The point of understanding race as a social construct (and incidentally, of understanding disability as a social construct) is to
1) accept that there are differences between us
2) accept that those differences, because they are marked and visible, have provided for us a means of categorising people
3) deny that those categorizations should come with the traditionally-upheld value judgements.
For instance, black people are not innately less valuable than white people. However, evidence shows us that black people ARE valued less. (The Black Lives Matter movement tries to show us that police have a tendency to shoot argumentative black people, and a tendency to give white people a chance to argue.)
This value judgement is what has been constructed.
The construction has its roots in imperialism of African labor. Imagine someone who is a totally different skin color shows up in your town and puts you in handcuffs, puts you in a boat with hundreds of others and makes you row in order to avoid getting whipped and earn some food.
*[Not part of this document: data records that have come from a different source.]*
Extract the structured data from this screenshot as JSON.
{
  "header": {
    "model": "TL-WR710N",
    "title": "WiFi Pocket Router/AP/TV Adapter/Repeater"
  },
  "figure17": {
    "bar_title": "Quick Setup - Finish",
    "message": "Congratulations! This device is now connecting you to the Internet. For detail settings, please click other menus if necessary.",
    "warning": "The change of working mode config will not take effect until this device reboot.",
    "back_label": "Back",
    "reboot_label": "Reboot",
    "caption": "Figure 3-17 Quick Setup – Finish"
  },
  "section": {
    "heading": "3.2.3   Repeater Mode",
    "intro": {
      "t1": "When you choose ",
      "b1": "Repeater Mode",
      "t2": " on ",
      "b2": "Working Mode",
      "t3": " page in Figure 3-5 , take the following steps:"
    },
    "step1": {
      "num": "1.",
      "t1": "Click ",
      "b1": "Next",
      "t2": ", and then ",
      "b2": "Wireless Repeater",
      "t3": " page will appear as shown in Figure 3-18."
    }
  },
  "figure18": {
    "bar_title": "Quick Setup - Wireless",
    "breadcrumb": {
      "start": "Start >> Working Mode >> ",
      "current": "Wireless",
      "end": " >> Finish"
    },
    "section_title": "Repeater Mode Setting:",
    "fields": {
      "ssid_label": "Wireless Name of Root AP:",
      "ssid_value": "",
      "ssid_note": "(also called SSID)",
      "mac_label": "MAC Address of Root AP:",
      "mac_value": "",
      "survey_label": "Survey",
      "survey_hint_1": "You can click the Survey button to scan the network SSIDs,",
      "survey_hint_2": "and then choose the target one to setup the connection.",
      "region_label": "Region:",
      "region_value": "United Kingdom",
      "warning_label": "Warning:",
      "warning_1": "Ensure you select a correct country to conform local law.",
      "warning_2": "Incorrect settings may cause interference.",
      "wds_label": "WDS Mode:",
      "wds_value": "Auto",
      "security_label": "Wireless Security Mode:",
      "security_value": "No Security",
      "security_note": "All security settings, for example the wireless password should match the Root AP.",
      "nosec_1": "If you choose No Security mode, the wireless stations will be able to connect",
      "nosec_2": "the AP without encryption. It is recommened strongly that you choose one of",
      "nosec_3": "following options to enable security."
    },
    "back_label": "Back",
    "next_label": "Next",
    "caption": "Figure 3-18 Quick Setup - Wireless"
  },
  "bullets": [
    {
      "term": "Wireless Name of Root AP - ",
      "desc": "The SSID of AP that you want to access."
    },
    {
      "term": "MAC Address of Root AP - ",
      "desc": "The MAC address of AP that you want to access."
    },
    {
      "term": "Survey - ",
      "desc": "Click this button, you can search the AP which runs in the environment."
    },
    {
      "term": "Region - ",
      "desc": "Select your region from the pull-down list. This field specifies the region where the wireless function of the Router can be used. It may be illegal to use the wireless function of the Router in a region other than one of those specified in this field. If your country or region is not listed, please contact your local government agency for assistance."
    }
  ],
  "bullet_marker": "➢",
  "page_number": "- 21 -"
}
Then the boat lands, the people with the whips trade you for money, and the landowner that bought you takes you to his farm and makes you do work....provides you with no education that would help you even begin to cope in this new, strange society where the landowner has a whip and you don't. Generations--and that is a very very important word--generations of black people were brought to the US and placed under these conditions. How can they possibly get a leg up? For this reason, black contributions to US culture have been re-appropriated (into jazz for instance) but not valued. The understanding that deeply permeates US culture--whether we are willing to admit it or not--is that black IS innately less valuable than white, unless black has been snatched up and incorporated into white culture, whose roots are largely traced to Western Europe.
The value judgements are embedded in art, the media, literature, the educational system.
The point of calling race a social construction is to provide a starting point for beginning to dismantle the value judgements and begin seeing people as individuals, not simply part of their category.